WASHINGTON — Even as pro-democracy demonstrations in Cairo have riveted the world's attention for 17 days, the Egyptian military has managed the crisis with seeming finesse, winning over street protesters, quietly consolidating its domination of top government posts and sidelining potential rivals for leadership, notably President Hosni Mubarak's son Gamal.

Then came Thursday, a roller coaster of a day on which the military at first appeared to be moving to usher Mubarak from the scene — and then watched with the world as Mubarak clung to his title.

The apparent standoff between the protest leaders and Mubarak, hours before major demonstrations set for Friday, could pose a new dilemma for military commanders. Suleiman called for an end to demonstrations, and Human Rights Watch said this week that some military units had been involved in detaining and abusing protesters. But by most accounts, army units deployed in Cairo and other cities have shown little appetite for using force to clear the streets.

Early Friday, Mohamed ElBaradei, an opposition leader and the former head of the International Atomic Energy Agency, sent a message on Twitter saying: "Egypt will explode.
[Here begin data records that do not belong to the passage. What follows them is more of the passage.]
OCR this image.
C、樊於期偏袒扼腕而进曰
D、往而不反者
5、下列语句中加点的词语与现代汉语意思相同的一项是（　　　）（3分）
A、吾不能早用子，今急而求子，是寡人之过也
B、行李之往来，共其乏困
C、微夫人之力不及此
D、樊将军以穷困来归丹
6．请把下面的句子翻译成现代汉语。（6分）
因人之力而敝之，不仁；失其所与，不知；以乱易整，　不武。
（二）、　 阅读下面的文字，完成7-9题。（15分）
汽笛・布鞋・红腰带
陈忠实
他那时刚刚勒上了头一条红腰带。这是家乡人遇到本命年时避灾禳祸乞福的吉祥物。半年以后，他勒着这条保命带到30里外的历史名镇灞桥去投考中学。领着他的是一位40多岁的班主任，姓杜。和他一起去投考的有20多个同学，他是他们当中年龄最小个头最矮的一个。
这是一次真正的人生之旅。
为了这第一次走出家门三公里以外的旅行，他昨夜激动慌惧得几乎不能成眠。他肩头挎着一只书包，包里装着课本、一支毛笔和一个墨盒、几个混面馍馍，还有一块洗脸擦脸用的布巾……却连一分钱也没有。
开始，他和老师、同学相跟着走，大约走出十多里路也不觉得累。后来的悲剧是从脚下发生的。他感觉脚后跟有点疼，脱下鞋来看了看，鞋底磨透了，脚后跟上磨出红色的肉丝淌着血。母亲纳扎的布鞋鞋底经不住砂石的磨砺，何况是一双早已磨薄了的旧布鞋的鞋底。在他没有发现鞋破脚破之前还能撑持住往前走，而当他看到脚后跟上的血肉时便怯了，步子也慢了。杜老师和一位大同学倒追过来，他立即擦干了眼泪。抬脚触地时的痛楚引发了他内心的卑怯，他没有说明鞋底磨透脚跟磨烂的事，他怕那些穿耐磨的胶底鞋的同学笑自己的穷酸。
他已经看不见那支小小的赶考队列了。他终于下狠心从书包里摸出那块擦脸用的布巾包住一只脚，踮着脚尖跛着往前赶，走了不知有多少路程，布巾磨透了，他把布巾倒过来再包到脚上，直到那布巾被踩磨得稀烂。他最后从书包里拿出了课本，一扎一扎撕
Army must save the country now."

Andrew McGregor of the Jamestown Foundation, a Washington research center, said the military was caught between Mubarak and the protesters, and that it was hard to predict how officers might react.


''For the first time, I think there's the possibility of a split in the military," said McGregor, author of "A Military History of Modern Egypt."

The military has been an anchor of Egypt's authoritarian government for nearly 60 years. It helped usher Mubarak, a former air force chief, into office after the assassination of Anwar Sadat in 1981. But under Mubarak's rule, its role in Egyptian politics has been reduced, with the separate domestic security services playing the role of political enforcer. Many top military officers have kept busy overseeing the military industries that represent an estimated 5 percent to 15 percent of the economy.

Now the military finds itself in an unfamiliar role, caught between swelling protests and civilian leaders who appear reluctant to cede real power.

Paul Sullivan, an expert on the Egyptian military at the National Defense University, said he had "never been more worried about Egypt and the region than now."

He said: "When you have hopes that are dashed, that's the most dangerous moment. All bets are off."